A burrito mojado is a style, not a specific dish. It’s a normal burrito covered with enchilada sauce and melted cheese. So it’s like enchiladas, but there’s only one on the plate and there’s a flour tortilla instead of corn.
In case you didn’t know, enchilada sauce is a cousin of mole, or maybe, one of the best sauces in the world. It is slowly reduced chicken broth, fresh or smoked mild green or red chillies, tomato paste, garlic, cumin and a number of other herbs and spices like coriander, oregano Mexican and even unsweetened chocolate. Like pozole rojo or menudo, body and flavor come from highly concentrated chili peppers.
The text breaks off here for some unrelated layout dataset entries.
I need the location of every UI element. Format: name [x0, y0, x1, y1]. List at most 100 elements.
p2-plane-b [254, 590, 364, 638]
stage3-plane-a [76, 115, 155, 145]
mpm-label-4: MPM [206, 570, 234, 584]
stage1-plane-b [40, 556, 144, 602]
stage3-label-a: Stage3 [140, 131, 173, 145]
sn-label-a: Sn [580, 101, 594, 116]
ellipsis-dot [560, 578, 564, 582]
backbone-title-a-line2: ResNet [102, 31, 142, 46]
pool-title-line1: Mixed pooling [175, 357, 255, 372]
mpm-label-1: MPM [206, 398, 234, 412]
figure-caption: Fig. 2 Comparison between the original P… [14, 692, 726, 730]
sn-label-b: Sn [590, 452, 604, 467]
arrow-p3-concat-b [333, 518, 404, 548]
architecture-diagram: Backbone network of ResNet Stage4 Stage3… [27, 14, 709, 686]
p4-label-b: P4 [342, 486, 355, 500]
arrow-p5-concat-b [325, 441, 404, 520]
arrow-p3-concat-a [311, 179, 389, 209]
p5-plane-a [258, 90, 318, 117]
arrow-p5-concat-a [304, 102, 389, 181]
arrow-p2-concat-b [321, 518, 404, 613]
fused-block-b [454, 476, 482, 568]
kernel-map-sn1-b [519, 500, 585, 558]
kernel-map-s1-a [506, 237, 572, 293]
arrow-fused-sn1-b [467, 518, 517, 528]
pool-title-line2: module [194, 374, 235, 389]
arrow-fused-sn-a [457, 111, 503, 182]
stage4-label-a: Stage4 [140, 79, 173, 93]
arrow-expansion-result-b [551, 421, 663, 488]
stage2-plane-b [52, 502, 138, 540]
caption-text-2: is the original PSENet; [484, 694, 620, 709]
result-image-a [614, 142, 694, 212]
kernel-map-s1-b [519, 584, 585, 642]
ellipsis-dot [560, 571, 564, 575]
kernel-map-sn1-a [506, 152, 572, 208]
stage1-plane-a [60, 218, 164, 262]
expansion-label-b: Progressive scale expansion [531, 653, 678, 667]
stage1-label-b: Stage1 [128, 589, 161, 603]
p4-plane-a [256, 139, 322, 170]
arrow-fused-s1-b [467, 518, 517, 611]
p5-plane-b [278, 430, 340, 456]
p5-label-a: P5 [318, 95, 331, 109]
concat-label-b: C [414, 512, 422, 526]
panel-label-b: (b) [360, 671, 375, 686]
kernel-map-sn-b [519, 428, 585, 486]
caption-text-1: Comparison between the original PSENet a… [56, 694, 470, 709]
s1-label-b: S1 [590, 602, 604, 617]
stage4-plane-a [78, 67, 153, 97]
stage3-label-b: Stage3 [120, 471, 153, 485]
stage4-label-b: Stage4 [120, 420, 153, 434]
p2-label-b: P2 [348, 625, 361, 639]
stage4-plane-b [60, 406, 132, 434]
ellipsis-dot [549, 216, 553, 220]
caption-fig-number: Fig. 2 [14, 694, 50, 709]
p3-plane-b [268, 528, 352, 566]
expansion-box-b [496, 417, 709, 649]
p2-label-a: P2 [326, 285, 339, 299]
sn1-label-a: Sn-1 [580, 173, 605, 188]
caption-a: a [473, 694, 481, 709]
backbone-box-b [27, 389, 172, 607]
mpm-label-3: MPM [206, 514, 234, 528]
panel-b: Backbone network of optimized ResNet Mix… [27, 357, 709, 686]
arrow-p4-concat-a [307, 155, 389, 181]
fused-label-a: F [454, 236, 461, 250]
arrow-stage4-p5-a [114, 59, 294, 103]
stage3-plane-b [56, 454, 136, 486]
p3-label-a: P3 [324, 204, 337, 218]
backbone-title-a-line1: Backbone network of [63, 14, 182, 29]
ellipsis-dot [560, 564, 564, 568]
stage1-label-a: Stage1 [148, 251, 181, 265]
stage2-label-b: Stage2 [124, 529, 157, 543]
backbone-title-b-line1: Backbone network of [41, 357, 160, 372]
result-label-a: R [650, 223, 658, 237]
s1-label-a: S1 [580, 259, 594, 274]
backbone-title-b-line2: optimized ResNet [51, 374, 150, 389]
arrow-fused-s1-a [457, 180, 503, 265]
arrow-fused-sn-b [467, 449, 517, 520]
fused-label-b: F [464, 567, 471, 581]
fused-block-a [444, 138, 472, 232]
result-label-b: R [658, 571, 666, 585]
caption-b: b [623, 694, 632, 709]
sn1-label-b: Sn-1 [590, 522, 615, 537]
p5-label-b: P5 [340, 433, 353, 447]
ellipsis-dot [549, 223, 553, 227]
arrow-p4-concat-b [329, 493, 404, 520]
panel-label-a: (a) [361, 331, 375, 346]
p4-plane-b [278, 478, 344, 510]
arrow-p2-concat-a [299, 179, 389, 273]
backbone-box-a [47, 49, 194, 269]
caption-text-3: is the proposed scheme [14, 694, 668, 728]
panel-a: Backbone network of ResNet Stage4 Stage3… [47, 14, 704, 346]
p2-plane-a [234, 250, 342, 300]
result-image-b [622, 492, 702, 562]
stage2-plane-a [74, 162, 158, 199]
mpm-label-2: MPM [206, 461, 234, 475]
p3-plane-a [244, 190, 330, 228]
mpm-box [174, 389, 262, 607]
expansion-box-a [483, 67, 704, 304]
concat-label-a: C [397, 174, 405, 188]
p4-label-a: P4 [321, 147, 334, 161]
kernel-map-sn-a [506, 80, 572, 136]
Because the flavor is so intense and complex that it doesn’t need to be dressed to finish the dish, just a little cheese on top.
It makes a good alternative to a “super” burrito, also known as a BFB (one with added cheese, lettuce, sour cream, avocado, tomatoes and other expensive additions) because a good enchilada sauce and cheese are the complete garnish and dressing. No more needed.
Carne asada isn’t the best meat for a moist burrito because the texture and taste don’t complement the sauce. Shredded or ground meat is a better choice, and my favorite would be the carnitas.
A good alternative to both would be a chimichanga, another dish invented by accident when a restaurant worker dropped a burrito into a tub of frying oil. This made a fried burrito, which could also be served San Diego style with fries and carne asada inside, or drizzled with gravy on top.